Халтурина разыскивала полиция, и рабочие охраняли организатора и руководителя союза, с ним держали связь только несколько человек. О составе руководящей группы союза, куда входили Халтурин и Обнорский, знали лишь самые надежные, самые проверенные кружковцы. Халтурин и сам требовал от членов кружка строжайшей конспирации. В этом отношении Степан Николаевич брал пример с землевольцев и не стеснялся расспрашивать их о том, как они маскируются, учился у них и учил рабочих. Совет Моисеенко не ходить на бумагопрядильную фабрику был разумным, и Халтурин последовал ему.
Три недели продолжалась стачка.
Моисеенко по заданию союза рабочих руководил ею, проводил беседы с рабочими, помогал вырабатывать требования, поддерживал материально из средств союза. Халтурин же, связавшись с рабочими кружками на других заводах столицы, организовал сбор денег. Рабочие собрали около 300 рублей. Через Попова и Плеханова Халтурин добился денежной помощи бастующим от студентов и либеральной интеллигенции, что пополнило кассу забастовщиков еще на 1 000 рублей.
Как ни старались члены союза отговорить ткачей подавать прошение наследнику, рабочие новопрядильной решили все же идти. По просьбе рабочих, Михаил Родионович Попов составил прошение «по всем правилам адвокатского искусства». Когда Моисеенко принес текст его к Халтурину, Степан предложил, чтобы в конце прошения было указано, что если не будут удовлетворены требования рабочих, то они будут этого добиваться сами. К «адвокатской бумаге» были добавлены слова: «тогда мы будем знать, что нам не на кого надеяться, что никто не заступится за нас и мы должны положиться на себя и на свои руки».
Хотя Степан и обещал своим товарищам не появляться среди бастующих, в день подачи прошения наследнику не утерпел, решил пойти посмотреть, разведать настроения текстильщиков, так недавно влившихся в поток рабочего движения и еще не искушенных в нем.
16 марта, часа в три, Халтурин был в Александровском сквере у памятника Екатерины II. Степану пришлось загримироваться, что делал он впервые и очень неумело. Рабочие подходили дружно, и скоро набралась толпа человек двести-триста. Полиция обеспокоилась и стала предлагать собравшимся разойтись. Рабочие отказались и высыпали из сквера на Невский.

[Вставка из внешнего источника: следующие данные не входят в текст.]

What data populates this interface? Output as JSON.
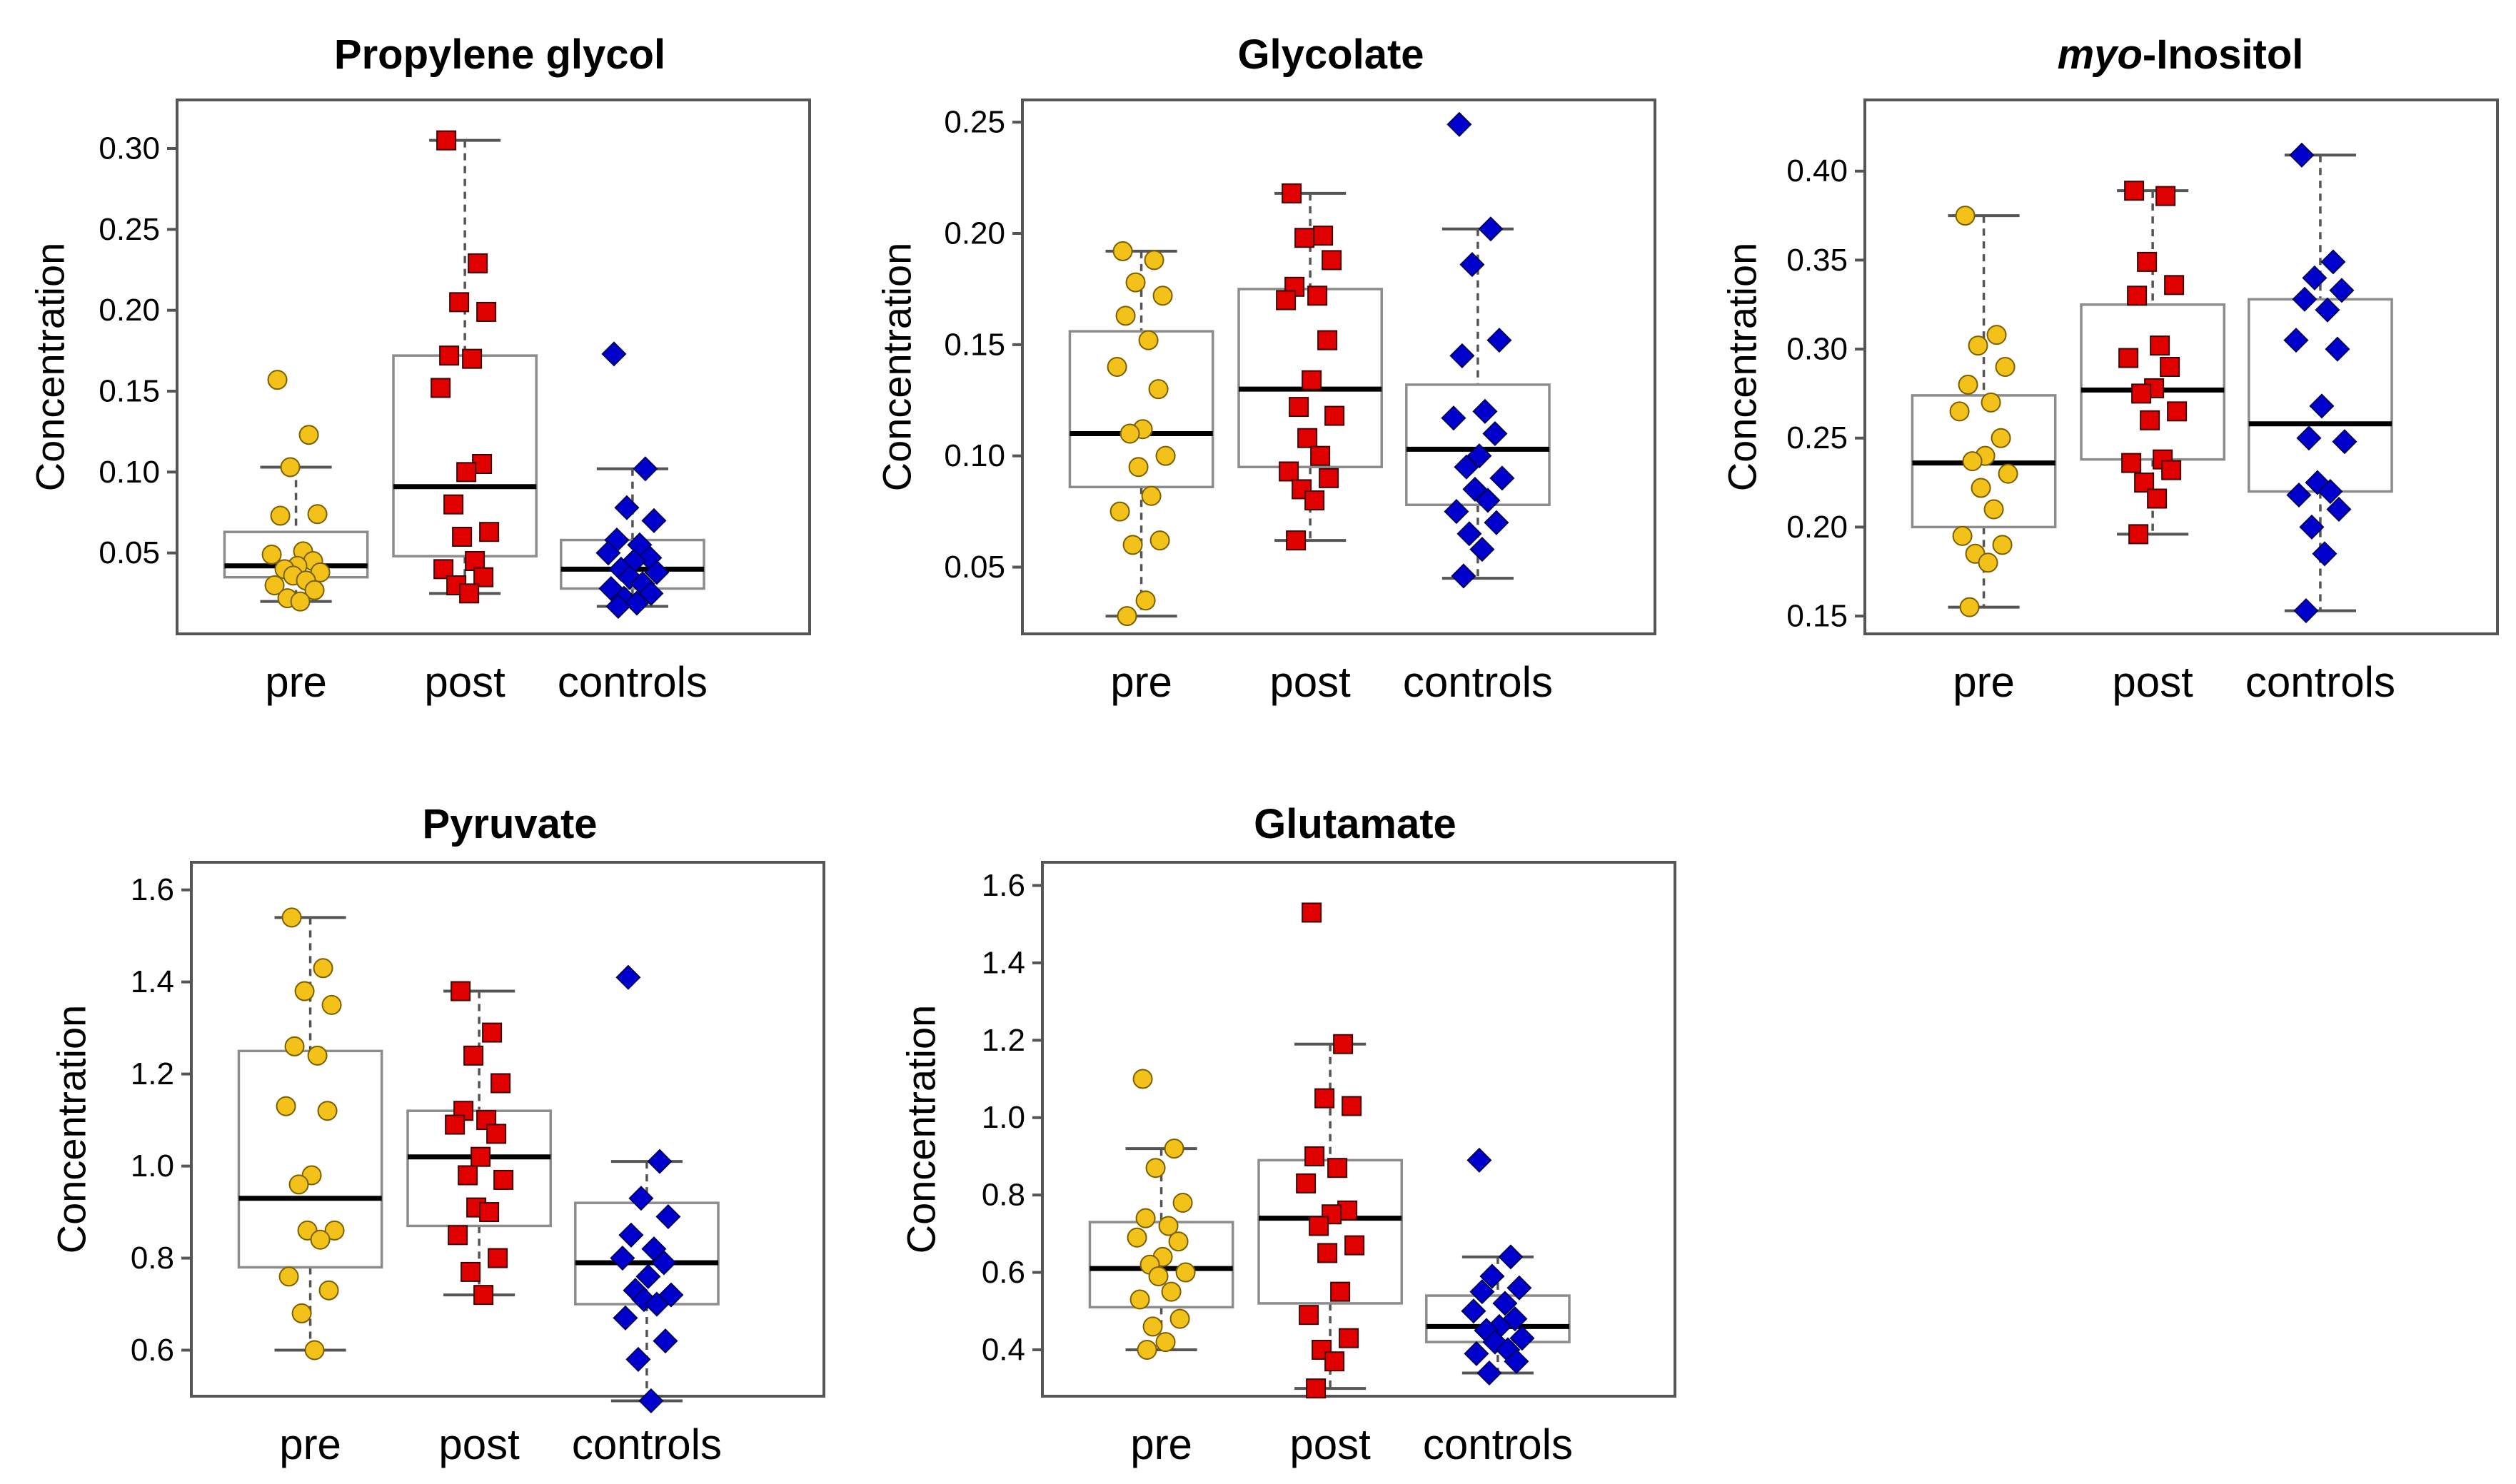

Степан двинулся вслед за ними. На Невском к рабочим стали присоединяться прохожие, толпа выросла вдвое. Вскоре Халтурин заметил Плеханова, Попова и некоторых других землевольцев. Они не заметили Степана. Халтурин приблизился к Попову в тот момент, когда того остановил какой-то господин, странно одетый, видимо провинциал. Указывая на рабочих, он спросил:
— Что это такое?
Попов подозрительно оглядел прохожего и уклончиво ответил:
— Не знаю хорошо сам, говорят, рабочие, что ли, идут с прошением к наследнику.
Кто-то сзади Халтурина пояснил:
— Это с Обводного. Обижают, значит.
— Кто нашего брата не обижает, почитай, кто только не хочет.
Халтурин обернулся и увидел говорившего. Это был старик лоточник, продававший спички. Провинциал тоже задержался возле старичка.
— А мерзавцы, сказать правду, эти толстосумы, до чего людей доводят.
— Настоящие аспиды, ваша милость. Такой народ зря не пойдет, это не студенты, которые балуют.
Халтурин поспешил дальше, размышляя на ходу: «Ведь вот сторонние люди отличают рабочих от студентов и не только по одежке, а по поведению. Демонстрацию студентов обыватели называют «баловством», а к выходу рабочих на улицу относятся серьезно, как бы признавая их право на это».